Soap is quite difficult to totally wash away. While it removes a good percetage of dead skin, bacteria and fungi, it will usually be more difficult to remove, also. It can act as a food supply for the bacteria that are left, bringing about higher concentrations of bacteria, et al, on your skin. You really need a LOT of water to clear it from your body. Like a shower or lake/stream immersion. If you cannot do that do not use soap. Just wipe down with water two or three times. You will actually be cleaner the next day. Just use a pot of water, pour water out to wet your bandana (cotton or linen,) wipe down, wring it out, add water to wet it, wring it out, repeat untill you are done. Be carefull with "wild" water, guardia, crypto, etc can enter you body through body cavities or nicks, scratches, bug bites & cuts...any injury that breaks the skin. I would suggest you boil a pot before washing...either on the stove or on a fire.

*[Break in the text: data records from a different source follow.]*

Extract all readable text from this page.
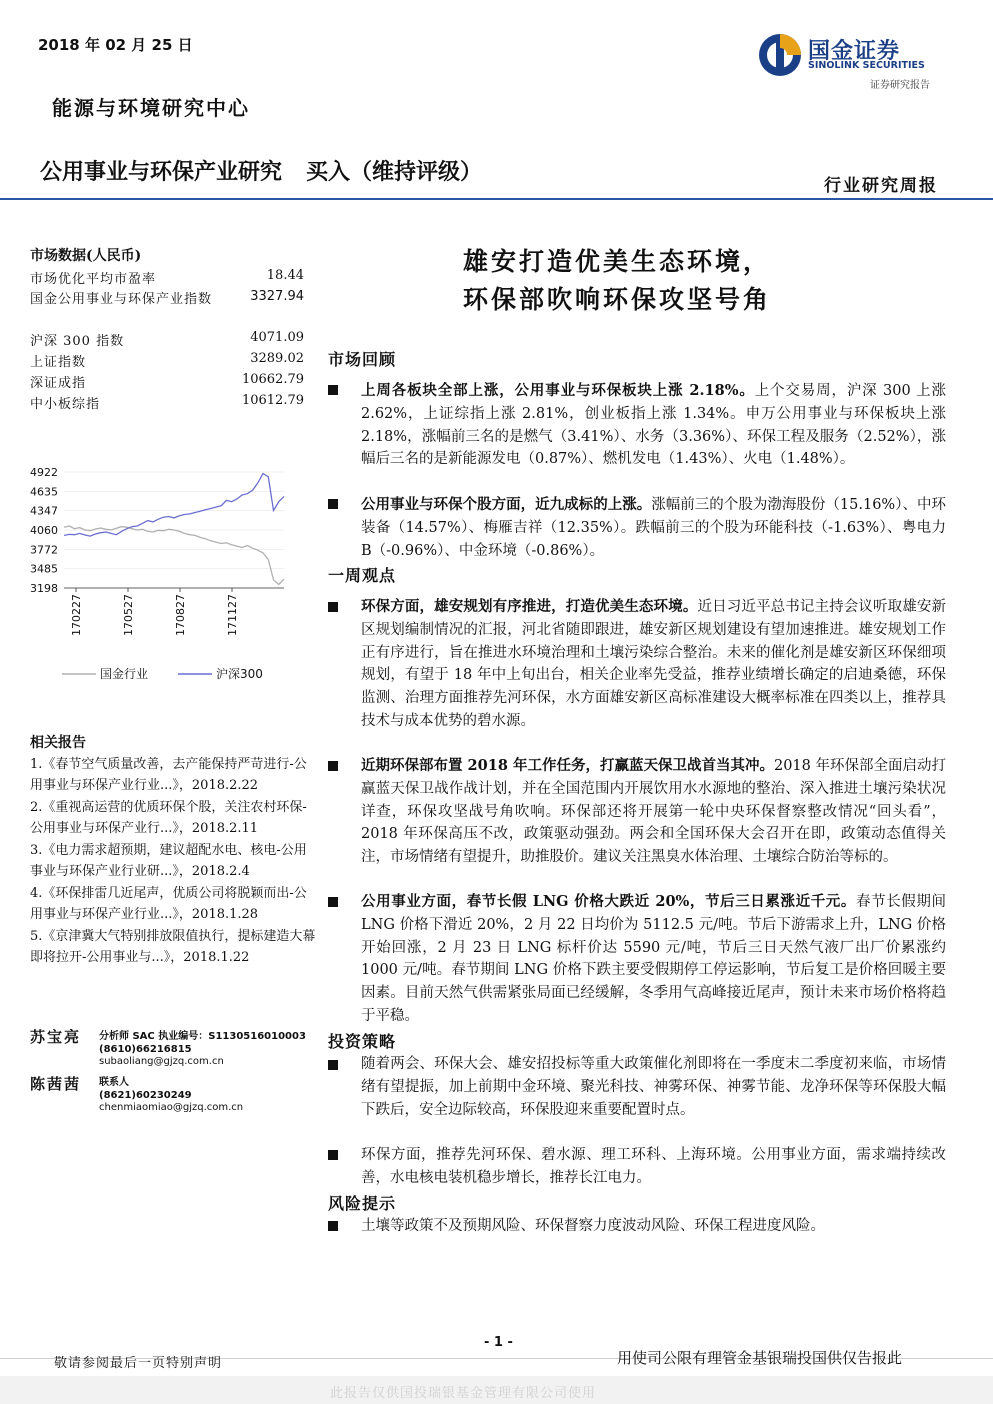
2018 年 02 月 25 日
能源与环境研究中心
公用事业与环保产业研究 买入（维持评级）
行业研究周报
国金证券
SINOLINK SECURITIES
证券研究报告
市场数据(人民币)
市场优化平均市盈率	18.44
国金公用事业与环保产业指数	3327.94
沪深 300 指数	4071.09
上证指数	3289.02
深证成指	10662.79
中小板综指	10612.79
4922
4635
4347
4060
3772
3485
3198
170227	170527	170827	171127
国金行业	沪深300
相关报告
1.《春节空气质量改善，去产能保持严苛进行-公用事业与环保产业行业...》，2018.2.22
2.《重视高运营的优质环保个股，关注农村环保-公用事业与环保产业行...》，2018.2.11
3.《电力需求超预期，建议超配水电、核电-公用事业与环保产业行业研...》，2018.2.4
4.《环保排雷几近尾声，优质公司将脱颖而出-公用事业与环保产业行业...》，2018.1.28
5.《京津冀大气特别排放限值执行，提标建造大幕即将拉开-公用事业与...》，2018.1.22
苏宝亮 分析师 SAC 执业编号：S1130516010003
(8610)66216815
subaoliang@gjzq.com.cn
陈茜茜 联系人
(8621)60230249
chenmiaomiao@gjzq.com.cn
雄安打造优美生态环境，
环保部吹响环保攻坚号角
市场回顾
上周各板块全部上涨，公用事业与环保板块上涨 2.18%。上个交易周，沪深 300 上涨 2.62%，上证综指上涨 2.81%，创业板指上涨 1.34%。申万公用事业与环保板块上涨 2.18%，涨幅前三名的是燃气（3.41%）、水务（3.36%）、环保工程及服务（2.52%），涨幅后三名的是新能源发电（0.87%）、燃机发电（1.43%）、火电（1.48%）。
公用事业与环保个股方面，近九成标的上涨。涨幅前三的个股为渤海股份（15.16%）、中环装备（14.57%）、梅雁吉祥（12.35%）。跌幅前三的个股为环能科技（-1.63%）、粤电力 B（-0.96%）、中金环境（-0.86%）。
一周观点
环保方面，雄安规划有序推进，打造优美生态环境。近日习近平总书记主持会议听取雄安新区规划编制情况的汇报，河北省随即跟进，雄安新区规划建设有望加速推进。雄安规划工作正有序进行，旨在推进水环境治理和土壤污染综合整治。未来的催化剂是雄安新区环保细项规划，有望于 18 年中上旬出台，相关企业率先受益，推荐业绩增长确定的启迪桑德，环保监测、治理方面推荐先河环保，水方面雄安新区高标准建设大概率标准在四类以上，推荐具技术与成本优势的碧水源。
近期环保部布置 2018 年工作任务，打赢蓝天保卫战首当其冲。2018 年环保部全面启动打赢蓝天保卫战作战计划，并在全国范围内开展饮用水水源地的整治、深入推进土壤污染状况详查，环保攻坚战号角吹响。环保部还将开展第一轮中央环保督察整改情况“回头看”，2018 年环保高压不改，政策驱动强劲。两会和全国环保大会召开在即，政策动态值得关注，市场情绪有望提升，助推股价。建议关注黑臭水体治理、土壤综合防治等标的。
公用事业方面，春节长假 LNG 价格大跌近 20%，节后三日累涨近千元。春节长假期间 LNG 价格下滑近 20%，2 月 22 日均价为 5112.5 元/吨。节后下游需求上升，LNG 价格开始回涨，2 月 23 日 LNG 标杆价达 5590 元/吨，节后三日天然气液厂出厂价累涨约 1000 元/吨。春节期间 LNG 价格下跌主要受假期停工停运影响，节后复工是价格回暖主要因素。目前天然气供需紧张局面已经缓解，冬季用气高峰接近尾声，预计未来市场价格将趋于平稳。
投资策略
随着两会、环保大会、雄安招投标等重大政策催化剂即将在一季度末二季度初来临，市场情绪有望提振，加上前期中金环境、聚光科技、神雾环保、神雾节能、龙净环保等环保股大幅下跌后，安全边际较高，环保股迎来重要配置时点。
环保方面，推荐先河环保、碧水源、理工环科、上海环境。公用事业方面，需求端持续改善，水电核电装机稳步增长，推荐长江电力。
风险提示
土壤等政策不及预期风险、环保督察力度波动风险、环保工程进度风险。
- 1 -
敬请参阅最后一页特别声明	用使司公限有理管金基银瑞投国供仅告报此
此报告仅供国投瑞银基金管理有限公司使用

Usually baby wipes are glycols, lanolin and a series of preservatives that were not approved for consumption, though some may be. Preservatives usually reduce or stop bacterial growth. Despite adding food (lanolin is an oil, glycols are sugar based) to your skin, they often inhibit bacterial growth for 10 minutes or so...some much longer. However, I have seen a few recomendations for drying these out for hiking. This is not really possible with a lot of the esters and other stuff that cause the antibacterial actions. A lot of the chemical soup just evaporates off. Along with any perfumes.
Avoid anti-perspirants, and anything that will slow down sweating. One way to clean up is to wipe down your "sweaty" skin, wet and wring out the bandana and repeat. Sweat wettened skin will help wash your body. Let it do its job.

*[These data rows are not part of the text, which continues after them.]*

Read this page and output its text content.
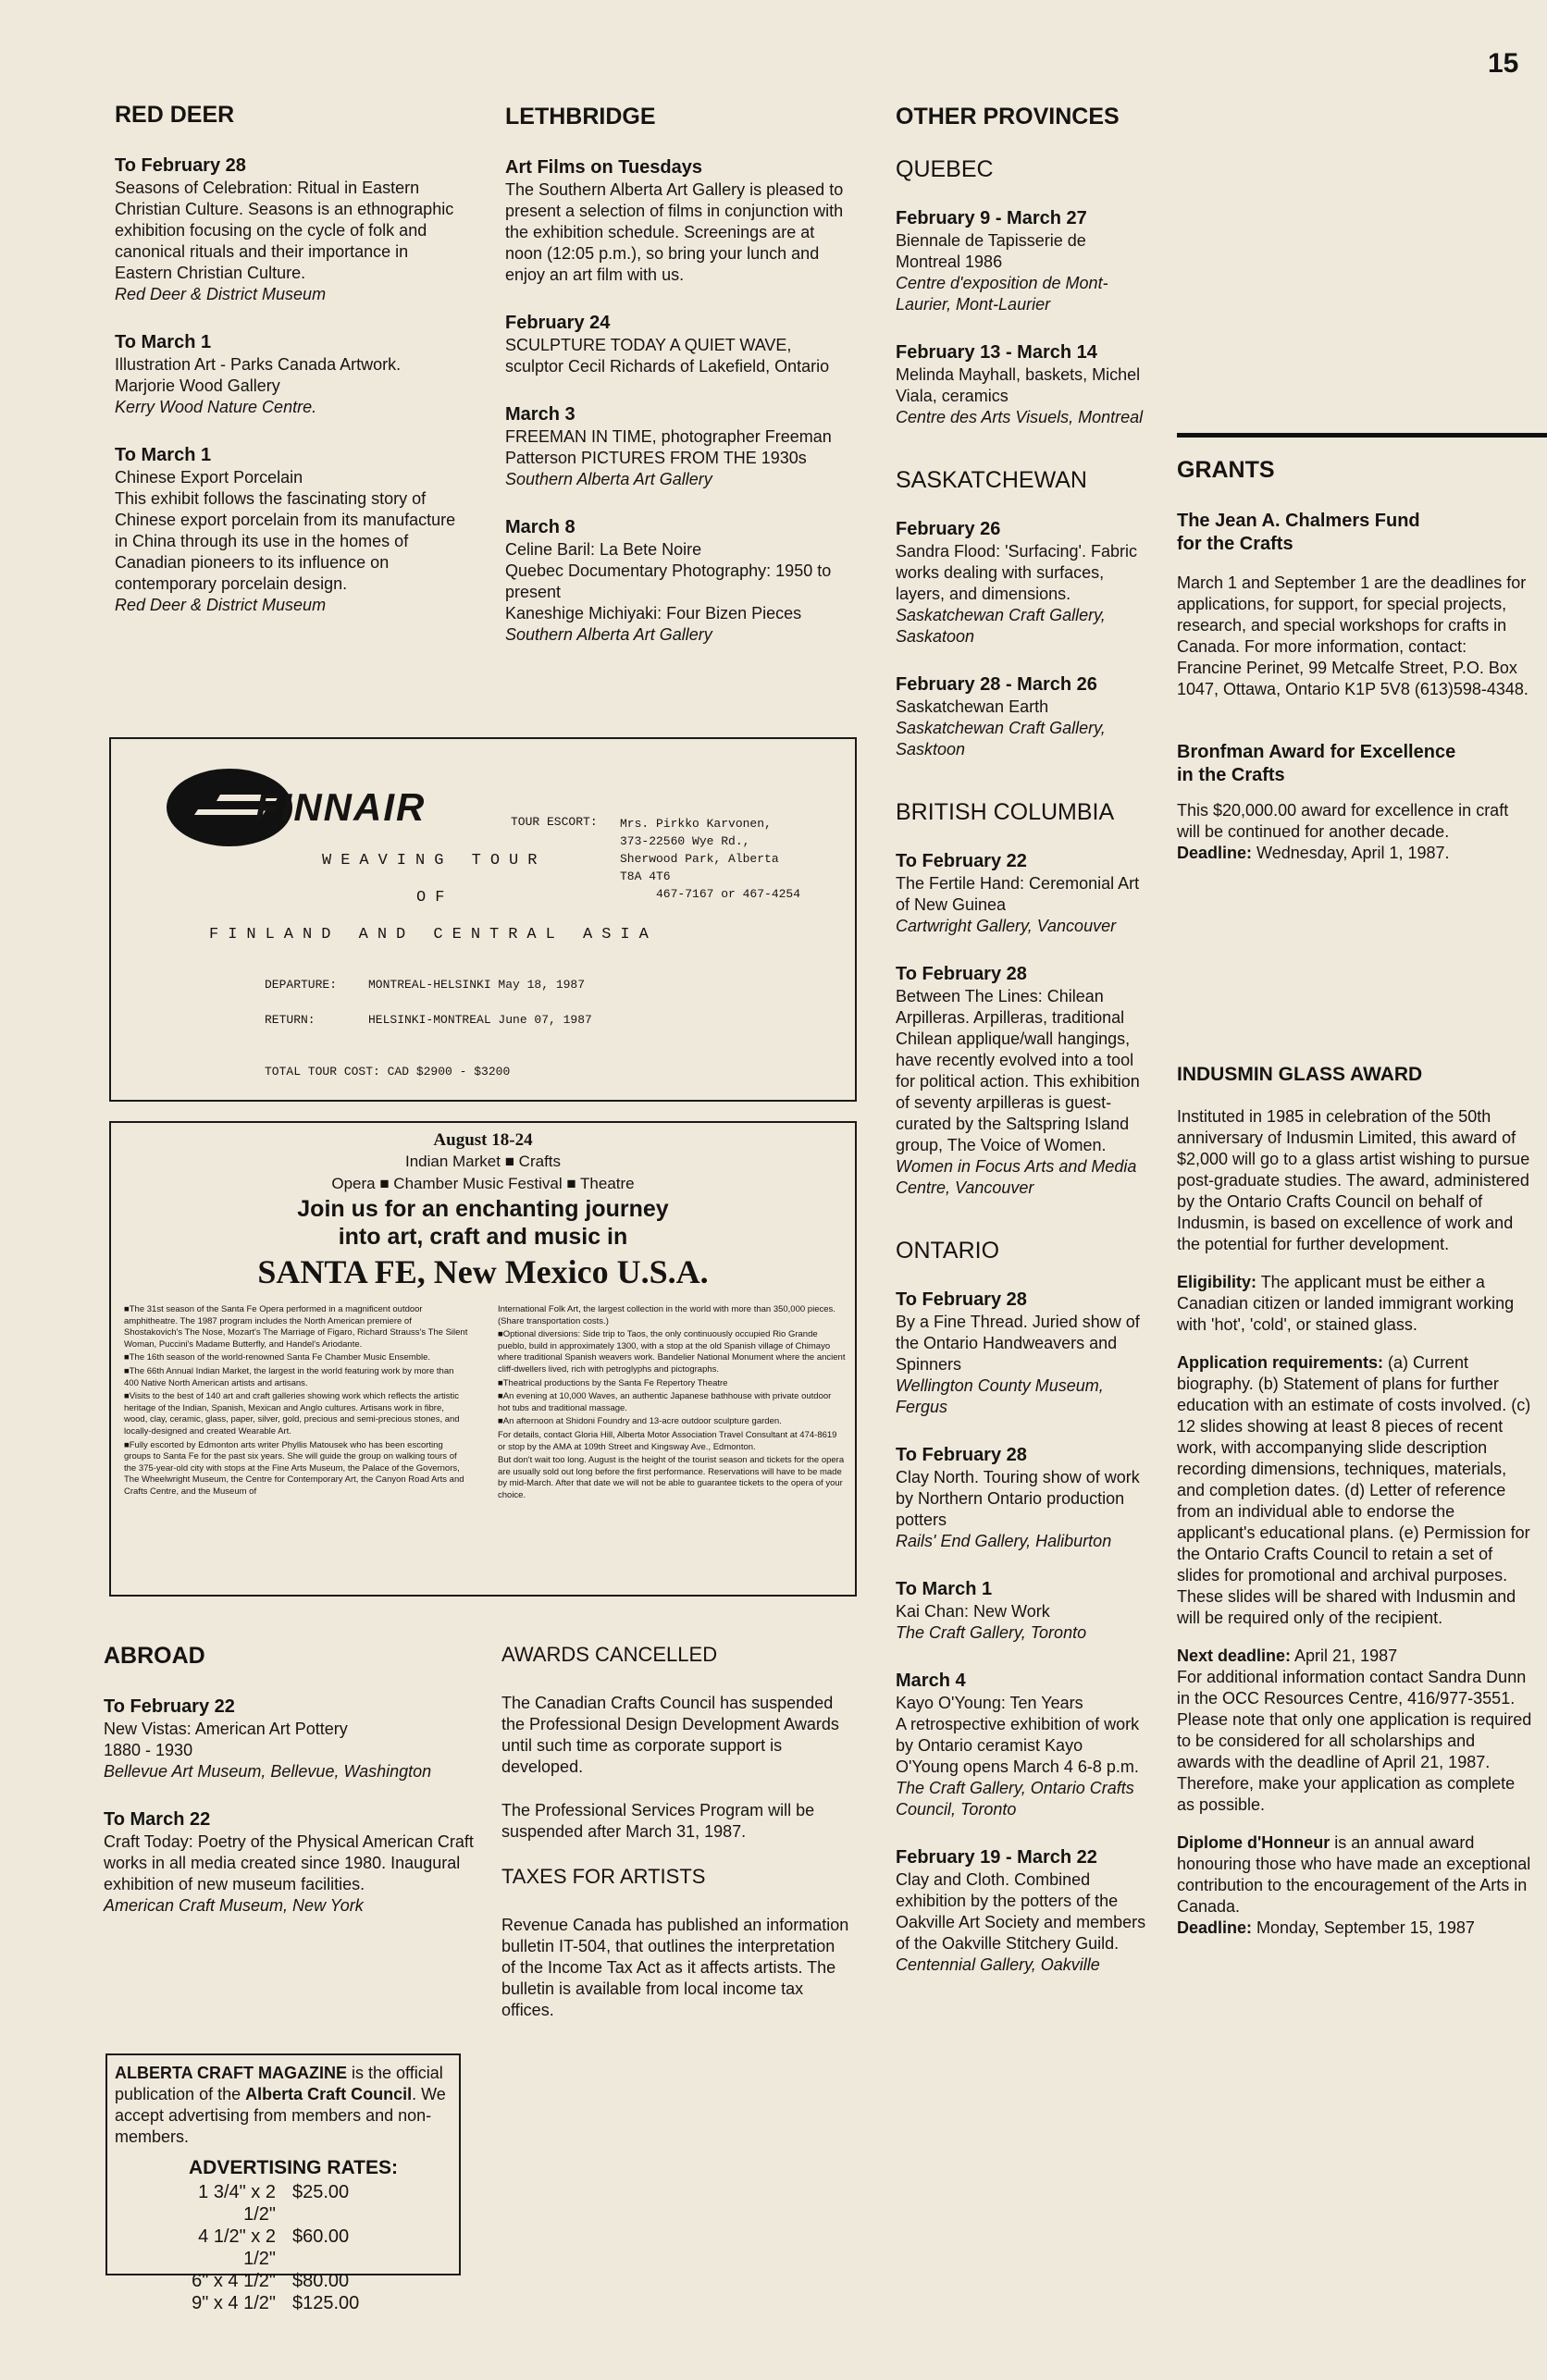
15
RED DEER
To February 28
Seasons of Celebration: Ritual in Eastern Christian Culture. Seasons is an ethnographic exhibition focusing on the cycle of folk and canonical rituals and their importance in Eastern Christian Culture.
Red Deer & District Museum
To March 1
Illustration Art - Parks Canada Artwork.
Marjorie Wood Gallery
Kerry Wood Nature Centre.
To March 1
Chinese Export Porcelain
This exhibit follows the fascinating story of Chinese export porcelain from its manufacture in China through its use in the homes of Canadian pioneers to its influence on contemporary porcelain design.
Red Deer & District Museum
LETHBRIDGE
Art Films on Tuesdays
The Southern Alberta Art Gallery is pleased to present a selection of films in conjunction with the exhibition schedule. Screenings are at noon (12:05 p.m.), so bring your lunch and enjoy an art film with us.
February 24
SCULPTURE TODAY A QUIET WAVE, sculptor Cecil Richards of Lakefield, Ontario
March 3
FREEMAN IN TIME, photographer Freeman Patterson PICTURES FROM THE 1930s
Southern Alberta Art Gallery
March 8
Celine Baril: La Bete Noire
Quebec Documentary Photography: 1950 to present
Kaneshige Michiyaki: Four Bizen Pieces
Southern Alberta Art Gallery
OTHER PROVINCES
QUEBEC
February 9 - March 27
Biennale de Tapisserie de Montreal 1986
Centre d'exposition de Mont-Laurier, Mont-Laurier
February 13 - March 14
Melinda Mayhall, baskets, Michel Viala, ceramics
Centre des Arts Visuels, Montreal
SASKATCHEWAN
February 26
Sandra Flood: 'Surfacing'. Fabric works dealing with surfaces, layers, and dimensions.
Saskatchewan Craft Gallery, Saskatoon
February 28 - March 26
Saskatchewan Earth
Saskatchewan Craft Gallery, Sasktoon
BRITISH COLUMBIA
To February 22
The Fertile Hand: Ceremonial Art of New Guinea
Cartwright Gallery, Vancouver
To February 28
Between The Lines: Chilean Arpilleras. Arpilleras, traditional Chilean applique/wall hangings, have recently evolved into a tool for political action. This exhibition of seventy arpilleras is guest-curated by the Saltspring Island group, The Voice of Women.
Women in Focus Arts and Media Centre, Vancouver
ONTARIO
To February 28
By a Fine Thread. Juried show of the Ontario Handweavers and Spinners
Wellington County Museum, Fergus
To February 28
Clay North. Touring show of work by Northern Ontario production potters
Rails' End Gallery, Haliburton
To March 1
Kai Chan: New Work
The Craft Gallery, Toronto
March 4
Kayo O'Young: Ten Years
A retrospective exhibition of work by Ontario ceramist Kayo O'Young opens March 4 6-8 p.m.
The Craft Gallery, Ontario Crafts Council, Toronto
February 19 - March 22
Clay and Cloth. Combined exhibition by the potters of the Oakville Art Society and members of the Oakville Stitchery Guild.
Centennial Gallery, Oakville
GRANTS
The Jean A. Chalmers Fund
for the Crafts
March 1 and September 1 are the deadlines for applications, for support, for special projects, research, and special workshops for crafts in Canada. For more information, contact: Francine Perinet, 99 Metcalfe Street, P.O. Box 1047, Ottawa, Ontario K1P 5V8 (613)598-4348.
Bronfman Award for Excellence
in the Crafts
This $20,000.00 award for excellence in craft will be continued for another decade.
Deadline: Wednesday, April 1, 1987.
INDUSMIN GLASS AWARD
Instituted in 1985 in celebration of the 50th anniversary of Indusmin Limited, this award of $2,000 will go to a glass artist wishing to pursue post-graduate studies. The award, administered by the Ontario Crafts Council on behalf of Indusmin, is based on excellence of work and the potential for further development.
Eligibility: The applicant must be either a Canadian citizen or landed immigrant working with 'hot', 'cold', or stained glass.
Application requirements: (a) Current biography. (b) Statement of plans for further education with an estimate of costs involved. (c) 12 slides showing at least 8 pieces of recent work, with accompanying slide description recording dimensions, techniques, materials, and completion dates. (d) Letter of reference from an individual able to endorse the applicant's educational plans. (e) Permission for the Ontario Crafts Council to retain a set of slides for promotional and archival purposes. These slides will be shared with Indusmin and will be required only of the recipient.
Next deadline: April 21, 1987
For additional information contact Sandra Dunn in the OCC Resources Centre, 416/977-3551. Please note that only one application is required to be considered for all scholarships and awards with the deadline of April 21, 1987. Therefore, make your application as complete as possible.
Diplome d'Honneur is an annual award honouring those who have made an exceptional contribution to the encouragement of the Arts in Canada.
Deadline: Monday, September 15, 1987
FINNAIR
WEAVING TOUR
OF
FINLAND AND CENTRAL ASIA
TOUR ESCORT: Mrs. Pirkko Karvonen,
373-22560 Wye Rd.,
Sherwood Park, Alberta
T8A 4T6
467-7167 or 467-4254
DEPARTURE:	MONTREAL-HELSINKI May 18, 1987
RETURN:	HELSINKI-MONTREAL June 07, 1987
TOTAL TOUR COST: CAD $2900 - $3200
August 18-24
Indian Market ■ Crafts
Opera ■ Chamber Music Festival ■ Theatre
Join us for an enchanting journey
into art, craft and music in
SANTA FE, New Mexico U.S.A.

■The 31st season of the Santa Fe Opera performed in a magnificent outdoor amphitheatre. The 1987 program includes the North American premiere of Shostakovich's The Nose, Mozart's The Marriage of Figaro, Richard Strauss's The Silent Woman, Puccini's Madame Butterfly, and Handel's Ariodante.

■The 16th season of the world-renowned Santa Fe Chamber Music Ensemble.

■The 66th Annual Indian Market, the largest in the world featuring work by more than 400 Native North American artists and artisans.

■Visits to the best of 140 art and craft galleries showing work which reflects the artistic heritage of the Indian, Spanish, Mexican and Anglo cultures. Artisans work in fibre, wood, clay, ceramic, glass, paper, silver, gold, precious and semi-precious stones, and locally-designed and created Wearable Art.

■Fully escorted by Edmonton arts writer Phyllis Matousek who has been escorting groups to Santa Fe for the past six years. She will guide the group on walking tours of the 375-year-old city with stops at the Fine Arts Museum, the Palace of the Governors, The Wheelwright Museum, the Centre for Contemporary Art, the Canyon Road Arts and Crafts Centre, and the Museum of

International Folk Art, the largest collection in the world with more than 350,000 pieces. (Share transportation costs.)

■Optional diversions: Side trip to Taos, the only continuously occupied Rio Grande pueblo, build in approximately 1300, with a stop at the old Spanish village of Chimayo where traditional Spanish weavers work. Bandelier National Monument where the ancient cliff-dwellers lived, rich with petroglyphs and pictographs.

■Theatrical productions by the Santa Fe Repertory Theatre

■An evening at 10,000 Waves, an authentic Japanese bathhouse with private outdoor hot tubs and traditional massage.

■An afternoon at Shidoni Foundry and 13-acre outdoor sculpture garden.

For details, contact Gloria Hill, Alberta Motor Association Travel Consultant at 474-8619 or stop by the AMA at 109th Street and Kingsway Ave., Edmonton.

But don't wait too long. August is the height of the tourist season and tickets for the opera are usually sold out long before the first performance. Reservations will have to be made by mid-March. After that date we will not be able to guarantee tickets to the opera of your choice.

ABROAD
To February 22
New Vistas: American Art Pottery
1880 - 1930
Bellevue Art Museum, Bellevue, Washington
To March 22
Craft Today: Poetry of the Physical American Craft works in all media created since 1980. Inaugural exhibition of new museum facilities.
American Craft Museum, New York
AWARDS CANCELLED
The Canadian Crafts Council has suspended the Professional Design Development Awards until such time as corporate support is developed.
The Professional Services Program will be suspended after March 31, 1987.
TAXES FOR ARTISTS
Revenue Canada has published an information bulletin IT-504, that outlines the interpretation of the Income Tax Act as it affects artists. The bulletin is available from local income tax offices.
ALBERTA CRAFT MAGAZINE is the official publication of the Alberta Craft Council. We accept advertising from members and non-members.
ADVERTISING RATES:
1 3/4" x 2 1/2"
$25.00
4 1/2" x 2 1/2"
$60.00
6" x 4 1/2" $80.00
9" x 4 1/2" $125.00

OK. You have gone through about a half quart of water washing up. This should hold you till the next day. When hiking, your feet are important. Get a shoe that is large enough to wear two pair of heavy socks. You might need only one when hiking, though. When you are done with all the clean-up, do your feet. Your feet may get a blister or two. Keep you nails trimmed. Pop and sterilize any blisters, then cover them with duct tape after a complete drying. Usually this will last for two or three days...enough time to start the healing process. Larger blisters can be covered with a layer of superglue, first. And/or squirt some under the blister and press/wipe quickly with your fingers. Yes, your fingers will get coated, too. WG will double as a sterilizing agent if you don't have alcohol (at least 40%...scotch, bourben, vodka, or other alcohol works well.)